Какая-то неестественная, пустая тишина повисла в коридоре госпиталя. Казалось, такого от Кирилла не ожидали даже птицы за окном, даже доктор, ими любующийся, вдруг замер в недоумении. И неудивительно. Ведь когда-то он сказал обратное…

– Ранение серьёзное, проблем не должно быть, – продолжал он, а Ренате становилось необъяснимо холодно. – Ты ведь этого хочешь, Реш?

Женщина потерянно отпрянула. Смятённая, она не могла вымолвить ни слова. Он оставался. С ней. Ради неё. Живой.

Но радости не было. Ни на секунду не потеплело, наоборот – из глубин женской души необратимо нарастал острыми глыбами лёд безразличия. Рената отшагнула ещё. Осмотрела Кирилла с ног до головы. И не поверила.

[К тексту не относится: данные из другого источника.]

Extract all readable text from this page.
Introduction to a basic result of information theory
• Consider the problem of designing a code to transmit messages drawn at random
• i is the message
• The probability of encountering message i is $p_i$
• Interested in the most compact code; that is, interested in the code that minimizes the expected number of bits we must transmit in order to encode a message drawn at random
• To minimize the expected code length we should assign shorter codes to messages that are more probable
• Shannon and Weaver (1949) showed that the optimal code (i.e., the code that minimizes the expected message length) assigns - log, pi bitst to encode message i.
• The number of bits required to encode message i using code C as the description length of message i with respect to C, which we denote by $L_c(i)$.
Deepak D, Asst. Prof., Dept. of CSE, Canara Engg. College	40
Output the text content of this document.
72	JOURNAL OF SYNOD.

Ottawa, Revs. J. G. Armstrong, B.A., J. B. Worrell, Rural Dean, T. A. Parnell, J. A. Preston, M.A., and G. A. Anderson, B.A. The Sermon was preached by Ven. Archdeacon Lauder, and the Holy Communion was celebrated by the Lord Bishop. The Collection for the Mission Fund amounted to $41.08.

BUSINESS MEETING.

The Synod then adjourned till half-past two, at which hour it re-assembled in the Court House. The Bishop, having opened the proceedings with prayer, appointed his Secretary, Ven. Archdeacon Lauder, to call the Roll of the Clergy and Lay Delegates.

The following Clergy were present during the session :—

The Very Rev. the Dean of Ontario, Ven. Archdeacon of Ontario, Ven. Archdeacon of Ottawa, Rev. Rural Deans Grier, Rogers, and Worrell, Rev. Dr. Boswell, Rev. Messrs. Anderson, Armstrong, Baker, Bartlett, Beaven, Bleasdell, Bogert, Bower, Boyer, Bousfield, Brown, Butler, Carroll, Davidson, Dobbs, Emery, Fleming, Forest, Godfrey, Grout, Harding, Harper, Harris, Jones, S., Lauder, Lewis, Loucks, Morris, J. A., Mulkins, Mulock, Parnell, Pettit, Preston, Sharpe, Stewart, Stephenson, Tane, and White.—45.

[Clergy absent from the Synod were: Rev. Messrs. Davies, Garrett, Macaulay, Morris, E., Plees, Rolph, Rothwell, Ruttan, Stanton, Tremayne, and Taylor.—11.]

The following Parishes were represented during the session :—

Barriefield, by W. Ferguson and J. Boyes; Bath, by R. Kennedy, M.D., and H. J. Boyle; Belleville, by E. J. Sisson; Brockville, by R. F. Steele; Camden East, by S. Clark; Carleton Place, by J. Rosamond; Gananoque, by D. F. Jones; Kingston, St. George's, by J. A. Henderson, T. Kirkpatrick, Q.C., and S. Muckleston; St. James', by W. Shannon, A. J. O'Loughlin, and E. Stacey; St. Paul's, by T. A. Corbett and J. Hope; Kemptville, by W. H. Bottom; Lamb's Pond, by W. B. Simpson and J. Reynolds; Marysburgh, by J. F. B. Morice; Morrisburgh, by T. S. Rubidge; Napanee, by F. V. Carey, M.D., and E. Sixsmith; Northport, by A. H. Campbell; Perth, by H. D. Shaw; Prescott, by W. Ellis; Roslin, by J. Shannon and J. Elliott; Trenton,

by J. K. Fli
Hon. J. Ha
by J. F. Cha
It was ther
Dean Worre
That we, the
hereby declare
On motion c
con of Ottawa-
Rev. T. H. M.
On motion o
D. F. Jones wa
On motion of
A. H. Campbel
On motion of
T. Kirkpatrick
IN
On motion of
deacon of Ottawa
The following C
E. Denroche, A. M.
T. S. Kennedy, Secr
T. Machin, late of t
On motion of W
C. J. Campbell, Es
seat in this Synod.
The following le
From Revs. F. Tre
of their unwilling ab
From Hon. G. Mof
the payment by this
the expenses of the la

В образе её мужчины, единственного за всю жизнь, был совершенно незнакомый человек. Чужой. Неродной. Подснежники хрустнули в тонких, молодых пальцах, и невесомо упали на выщербленный плиточный пол.

– Ты бы так не поступил, – горько прошептала Рената и вздохнула, как бы признаваясь сама себе: – И я никогда не поступлю так – не оставлю друзей…

«Ординатор» – и бесполый голос рванул её прочь.

Глава 7. Клубок противоречий

Он был в замешательстве. Не сказать, что полном, но всё же. Вопрос Бурова не застал Трипольского врасплох, нет. Фарадей много над этим размышлял, попутно подвергая сомнению собственную теорию относительно Макленнора, а последние несколько часов – и того больше. Но всё же когда вопрос прозвучал, немного растерялся.